On Tuesday, 5 June 2018 at 21:35:03 UTC, Steven Schveighoffer wrote:
On 6/5/18 5:22 PM, DigitalDesigns wrote:
On Tuesday, 5 June 2018 at 20:07:06 UTC, Ethan wrote:

In conclusion. The semantics you talk about are literally some of the most basic instructions in computing; and that escaping the confines of a for loop for a foreach loop can let the compiler generate more efficient code than 50-year-old compsci concepts can.

Ok asshat! You still don't get it! I didn't say ranges would not compile down to the same thing! Do you have trouble understanding the English language?

Nope, he doesn't. Look at what you said:

"Maybe in theory ranges could be more optimal than other semantics but theory never equals practice. "

And now you have been shown (multiple times) that in practice ranges in fact outperform for loops. Including the assembly to prove it (which helps with this comment: "Having some "proof" that they are working well would ease my mind.")

No, you have shown a few fucking cases, why are you guys attacking me for being dense?

You can't prove that ranges are more optimal than direct semantics! Do it! I'd like to see you try!


So tone down the attitude, you got what you *clearly* asked for but seem reluctant to acknowledge. Ranges are good, for loops are good too, but not as. So maybe you should just use ranges and use the correct optimization flags and call it a day? Or else use for loops and accept that even though they may not run as quickly, they are "safer" to use since some malicious coder could come along and add in sleeps inside the std.algorithm functions.

-Steve

What it seems is that a few of you are upset because I didn't bow down to your precious range semantics and ask for clarification. At first I was jumped on then someone did some tests and found out that it wasn't so rosy like everyone thought. Of course, the work around is to force optimizations that fix the problem when the problem doesn't exist in for loops. Then you come along and tell me that specific cases prove the general case... that is real dense.

You know, it takes two to have an attitude! I asked for information regarding stride. I got the range version, it turned out to be slower in some corner case for some bizarre reason. I was then told it required optimizations(why? That is fishy why the corner cause would be 200% slower for a weird edge case) and then I was told that ranges are always faster(which is what you just said because you act like one example proves everything). Every step of the way I am told "don't worry". You've already stepped in the shit once and you expect me to believe everything you say?

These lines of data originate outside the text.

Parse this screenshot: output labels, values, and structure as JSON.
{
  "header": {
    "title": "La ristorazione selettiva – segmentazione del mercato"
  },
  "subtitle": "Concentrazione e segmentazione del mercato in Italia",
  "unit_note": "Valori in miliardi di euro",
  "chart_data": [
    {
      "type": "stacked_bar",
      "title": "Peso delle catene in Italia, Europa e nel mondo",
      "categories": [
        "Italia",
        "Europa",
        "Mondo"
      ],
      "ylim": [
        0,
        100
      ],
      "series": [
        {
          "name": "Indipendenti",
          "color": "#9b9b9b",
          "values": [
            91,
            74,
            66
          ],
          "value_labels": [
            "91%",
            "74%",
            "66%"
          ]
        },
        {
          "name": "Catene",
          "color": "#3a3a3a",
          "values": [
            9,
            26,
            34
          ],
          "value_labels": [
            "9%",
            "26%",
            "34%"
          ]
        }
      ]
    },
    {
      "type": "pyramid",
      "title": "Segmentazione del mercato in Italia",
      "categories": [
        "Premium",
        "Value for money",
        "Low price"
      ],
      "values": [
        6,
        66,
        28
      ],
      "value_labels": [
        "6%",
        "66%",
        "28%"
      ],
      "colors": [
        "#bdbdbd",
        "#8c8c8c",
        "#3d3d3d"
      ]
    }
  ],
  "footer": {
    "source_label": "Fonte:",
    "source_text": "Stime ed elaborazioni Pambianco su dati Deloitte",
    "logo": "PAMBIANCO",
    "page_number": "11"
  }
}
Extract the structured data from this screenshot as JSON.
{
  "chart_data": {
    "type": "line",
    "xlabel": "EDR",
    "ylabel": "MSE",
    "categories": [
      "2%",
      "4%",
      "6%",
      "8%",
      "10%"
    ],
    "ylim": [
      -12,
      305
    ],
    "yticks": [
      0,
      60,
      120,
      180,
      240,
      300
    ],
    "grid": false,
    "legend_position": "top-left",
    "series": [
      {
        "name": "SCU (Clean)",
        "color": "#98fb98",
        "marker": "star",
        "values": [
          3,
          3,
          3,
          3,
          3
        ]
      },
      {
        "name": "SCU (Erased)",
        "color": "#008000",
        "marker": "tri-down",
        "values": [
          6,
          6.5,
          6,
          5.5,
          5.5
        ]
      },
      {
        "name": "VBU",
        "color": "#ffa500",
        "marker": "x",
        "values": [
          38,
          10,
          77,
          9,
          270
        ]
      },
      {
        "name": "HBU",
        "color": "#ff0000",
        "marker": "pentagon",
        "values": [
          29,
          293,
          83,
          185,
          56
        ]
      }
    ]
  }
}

Why is it so hard to have a test suite that checks the performance of range constructs instead of just getting me to believe you? Huh? Do you really think I'm suppose to believe every thing any asshat says on the net just because they want me to? Back up your beliefs, that simple. Provide timings for all the range functions in various combinations and give me a worse case scenario compared to their equivalent hand-coded versions. Once you do that then I will be able to make an informed decision rather than doing what you really want, which is except your world as authority regardless of the real truth.